Pete Kraft Profile picture
Dec 13, 2019 27 tweets 7 min read Read on X
Okay #epitwitter and #genepitwitter, let’s talk about how statistical and biological gene-environment interactions relate to each other (or not). \thread (part 1)
TL;DR 1: the distribution of a trait conditional on genotype and exposure at the population level (whether there is a statistical interaction or not) is consistent with 1,000s of possible biological models.
TL;DR 2: conversely, knowing that a gene product and an exposure or exposure byproduct physically interact at the molecular or cellular level need not say anything about what’s happening at the population level.
Hence: "The elucidation of biological interactions by means of statistical models requires the imaginative and prudent use of inductive and deductive reasoning: it cannot be done mechanically." Siemiatycki and Thomas (1981) Int J Epidemiol.
I’ll discuss definitions and intuitions and implications in a sec—but first, I want to recommend two papers that helped clarify my thinking on this. They are well worth the read. PMIDs 1999681 7327838.
Part of the confusion around "gene environment interactions" stems from using the same words to describe different phenomenon. It's important to define what we mean by statistical and biological interactions.
Statistical interactions are easier to define, because we can write them down in maths.
Statistical interaction refers to effect measure modification of one factor by another--if the measure of the effect of exposure differs by genotype, we say there is a gene-environment interaction.
The challenge here is there are many effect measures or scales that we could use--e.g. for binary traits: odds ratios, risk differences, etc. Interaction on one scale need not imply interaction on another, and absence of interaction on one scale need not imply on others.
Consider a simple example, with a binary genotype and binary exposure.

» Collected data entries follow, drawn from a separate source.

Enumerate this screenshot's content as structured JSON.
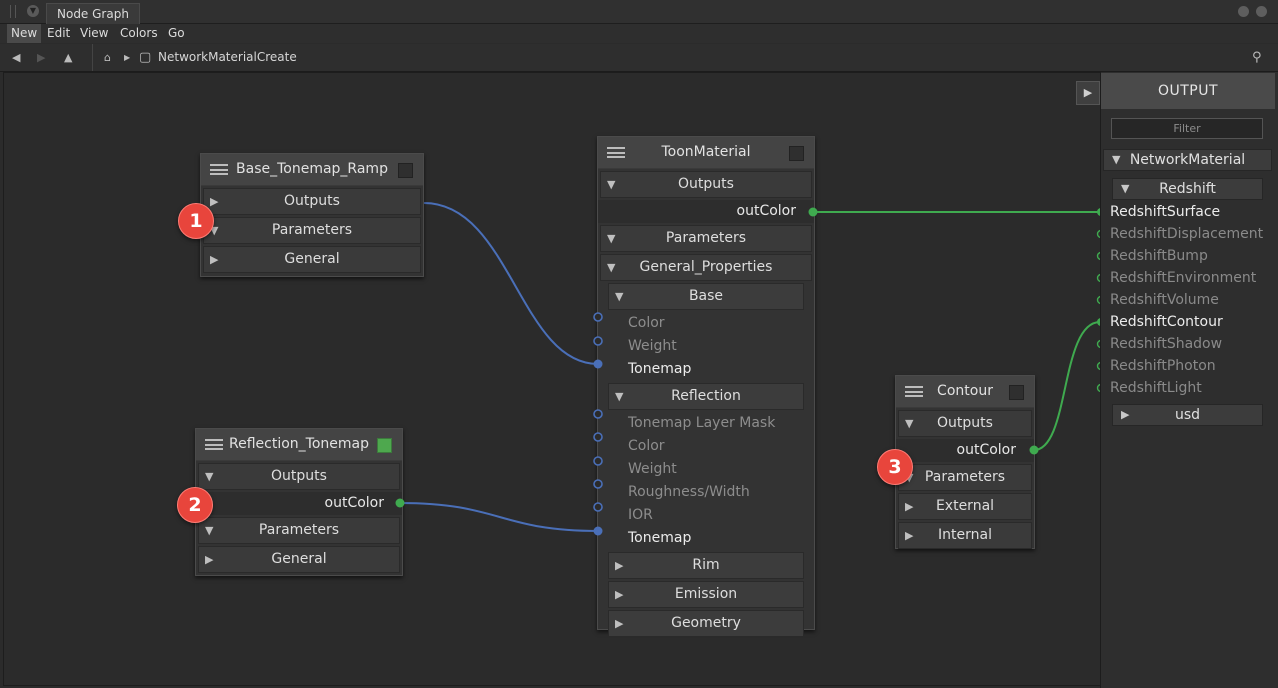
{
  "window": {
    "tab_title": "Node Graph"
  },
  "menu": [
    "New",
    "Edit",
    "View",
    "Colors",
    "Go"
  ],
  "toolbar": {
    "path": "NetworkMaterialCreate"
  },
  "nodes": {
    "base_tonemap_ramp": {
      "title": "Base_Tonemap_Ramp",
      "sections": [
        "Outputs",
        "Parameters",
        "General"
      ]
    },
    "reflection_tonemap": {
      "title": "Reflection_Tonemap",
      "outputs_label": "Outputs",
      "out_port": "outColor",
      "sections": [
        "Parameters",
        "General"
      ]
    },
    "toon_material": {
      "title": "ToonMaterial",
      "outputs_label": "Outputs",
      "out_port": "outColor",
      "parameters_label": "Parameters",
      "general_label": "General_Properties",
      "base_label": "Base",
      "base_ports": [
        "Color",
        "Weight",
        "Tonemap"
      ],
      "reflection_label": "Reflection",
      "reflection_ports": [
        "Tonemap Layer Mask",
        "Color",
        "Weight",
        "Roughness/Width",
        "IOR",
        "Tonemap"
      ],
      "collapsed": [
        "Rim",
        "Emission",
        "Geometry"
      ]
    },
    "contour": {
      "title": "Contour",
      "outputs_label": "Outputs",
      "out_port": "outColor",
      "sections": [
        "Parameters",
        "External",
        "Internal"
      ]
    }
  },
  "output_panel": {
    "title": "OUTPUT",
    "filter_placeholder": "Filter",
    "network": "NetworkMaterial",
    "group": "Redshift",
    "shaders": [
      "RedshiftSurface",
      "RedshiftDisplacement",
      "RedshiftBump",
      "RedshiftEnvironment",
      "RedshiftVolume",
      "RedshiftContour",
      "RedshiftShadow",
      "RedshiftPhoton",
      "RedshiftLight"
    ],
    "connected_shaders": [
      "RedshiftSurface",
      "RedshiftContour"
    ],
    "usd": "usd"
  },
  "callouts": [
    "1",
    "2",
    "3"
  ],
  "colors": {
    "blue_wire": "#4a6fb8",
    "green_wire": "#3faa4f",
    "callout": "#e8453c",
    "enabled_check": "#4ea84e"
  }
}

These two factors define four risk strata, and you can parameterize the four disease probabilities in many ways--here I'm showing the absolute risk and log odds scales (i.e. linear versus logit link in a GLM).
If the risk difference comparing exposed to non-exposed individuals differs by genotype (i.e. bge != 0), then we typically call that an "additive interaction" (or more verbosely: departures from additivity on the absolute risk scale).
If the odds ratio comparing exposed to non-exposed individuals differs by genotype (i.e. betage != 0), then we typically call that a "multiplicative interaction" (or more verbosely: departures from additivity on the log odds scale).
It's pretty common for folks to test for "interaction" by running a logistic regression and testing H0: betage=0. If this is non-significant, they sadly declare “no interaction” and move on.
But it’s important to realize that lack of interaction on a multiplicative scale often implies interaction on the additive scale—which can have clinical or public health implications.
In this hypothetical case, the risk reduction from removing exposure is higher among carriers than non-carriers. If all you did was run your logistic regression to test for “interaction,” you’d miss that.
Okay, that’s statistical interaction. What about biological interaction?
This is harder to define. Most people think of this as a mechanistic interaction, where the gene product and the exposure or some byproduct physically touch.
For example, folks who have a defective copy of the PAH gene cannot metabolize phenylalanine, which leads to phenylketonuria.
Another example: variants in the ADH and ALDH genes that change the efficiency of enzymes metabolizing ethanol.
(Side note: some people refer to “sufficient component cause” or “counterfactual” interactions as “biological interactions.” I do not, since most people think of mechanistic interactions when you say “biological interaction.”)
What does biological interaction have to do with statistical interaction? Hard to say, according to the Thompson and Siemiatycki & Thomas articles cited above.
The intuition behind their arguments? Even if you know something about the underlying biology--say, that the rate an exogenous exposure is detoxified differs by genotype--this need not induce a statistical interaction at the level of trait distribution in the population.
The shapes of the functions relating exogenous exposure to biologically active levels and the function relating active levels to traits are typically unknown. I may know something about the shape of g(G,X), but h(g(G,f(E)))=l(G,E) is another matter.
This does not mean biological interaction will never produce statistical interaction. You see it with phenylketonuria. You see it with alcohol, ADH/ALDH and esophageal cancer.
So if you already know how a variant changes gene function, and you know how that change will affect the exposure’s impact, you can hypothesize about what pattern you expect to see at the population level (i.e. decide what scale is relevant). To be continued...
Also, here’s the breakdown of odds of esophageal cancer, broken down by ADH/ALDH genotype and alcohol intake.

• • •

Missing some Tweet in this thread? You can try to force a refresh
 

Keep Current with Pete Kraft

Pete Kraft Profile picture

Stay in touch and get notified when new unrolls are available from this author!

Read all threads

This Thread may be Removed Anytime!

PDF

Twitter may remove this content at anytime! Save it as PDF for later use!

Try unrolling a thread yourself!

how to unroll video
  1. Follow @ThreadReaderApp to mention us!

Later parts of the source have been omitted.